Whether you are sitting, standing, sleeping, or moving around posture is important and can impact how well you are able to perform said activities. Rounding your shoulders forward or letting your head shift forward as well as rounding your back are all signs of bad posture. Below are some exercises that can help prevent poor posture no matter what position you are in.
Pec Stretches
Pec stretches are really good to do to help open up your chest. When we sit for a long time, we tend to let our shoulders round forward. Doing this for long periods of time will shorten the muscles in the front of your chest. This also can cause us to round your back. A pec stretch is an easy way to stretch out the shortened muscles in the front of your chest. Find a doorway or a wall to perform this stretch. Hold your stretch for 20-30 seconds and perform 3 times.
Resisted Rows
Resisted rows are a great exercise to help strengthen the postural muscles in your upper back. This can be done with resistance bands, a cable column, or weights. The most important part of this exercise is keeping your shoulders relaxed and not letting them rise up towards your ears when you pull your arms back. Strengthening the muscles in your upper back will help you to maintain an upright posture and prevent a rounded upper back posture. Make sure the resistance you are using is not too strong so that you can maintain good form. Perform 3 sets of 10.
Chin Tucks
Chin tucks are an exercise that will prevent a forward head posture. This will help to strengthen the muscles deep in your neck and allow you to keep good spinal alignment in your neck. For this exercise, you want to pull your chin straight back and not allow your head to tilt up or down. Once you pull your head back try to hold that position for 3-5 seconds and perform 10 repetitions.
Abdominal Bracing
Abdominal bracing is a great way to activate and help strengthen your core muscles. Core muscles help to keep your body upright and can help take pressure off of your spine. For this exercise, you want to focus on keeping your back flat as you activate your abdominal muscles, like you are bearing down. Hold this muscle squeeze for 5 seconds making sure to not hold your breath. Perform this 15 times. As this gets easier, you can practice squeezing these muscles while you sit and stand.

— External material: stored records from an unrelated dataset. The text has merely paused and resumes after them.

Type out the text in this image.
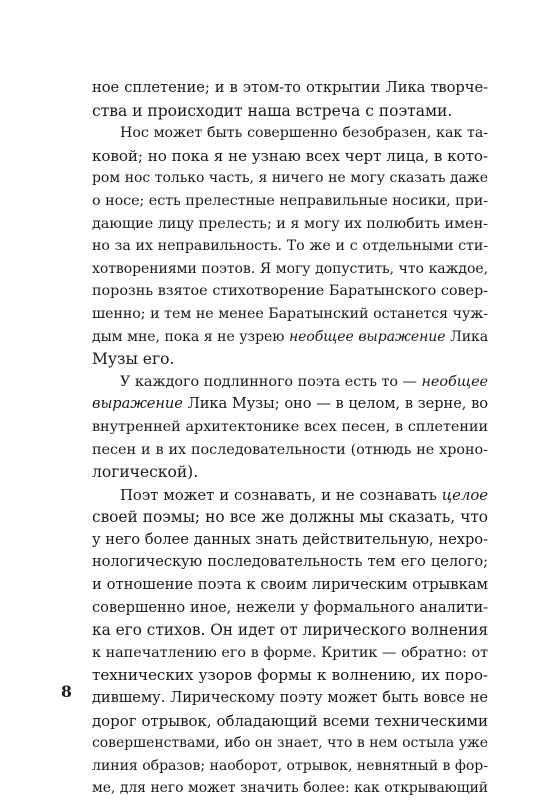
ное сплетение; и в этом-то открытии Лика творче-
ства и происходит наша встреча с поэтами.
Нос может быть совершенно безобразен, как та-
ковой; но пока я не узнаю всех черт лица, в кото-
ром нос только часть, я ничего не могу сказать даже
о носе; есть прелестные неправильные носики, при-
дающие лицу прелесть; и я могу их полюбить имен-
но за их неправильность. То же и с отдельными сти-
хотворениями поэтов. Я могу допустить, что каждое,
порознь взятое стихотворение Баратынского совер-
шенно; и тем не менее Баратынский останется чуж-
дым мне, пока я не узрею необщее выражение Лика
Музы его.
У каждого подлинного поэта есть то — необщее
выражение Лика Музы; оно — в целом, в зерне, во
внутренней архитектонике всех песен, в сплетении
песен и в их последовательности (отнюдь не хроно-
логической).
Поэт может и сознавать, и не сознавать целое
своей поэмы; но все же должны мы сказать, что
у него более данных знать действительную, нехро-
нологическую последовательность тем его целого;
и отношение поэта к своим лирическим отрывкам
совершенно иное, нежели у формального аналити-
ка его стихов. Он идет от лирического волнения
к напечатлению его в форме. Критик — обратно: от
технических узоров формы к волнению, их поро-
дившему. Лирическому поэту может быть вовсе не
дорог отрывок, обладающий всеми техническими
совершенствами, ибо он знает, что в нем остыла уже
линия образов; наоборот, отрывок, невнятный в фор-
ме, для него может значить более: как открывающий
8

The best thing you can do for your posture is to be aware of it. It is a good idea to set reminders for yourself to check your posture throughout the day. Set timers or alarms on your phone if you plan to sit or stand for a long period of time. Once the timer goes off check your posture. Perform some of the exercises, or stand up or walk around to give your body a break from being in the same position for too long. Once your break is over, set yourself up again with good posture. The more you do this, the better your awareness will be and your posture will continue to improve with all of your activities.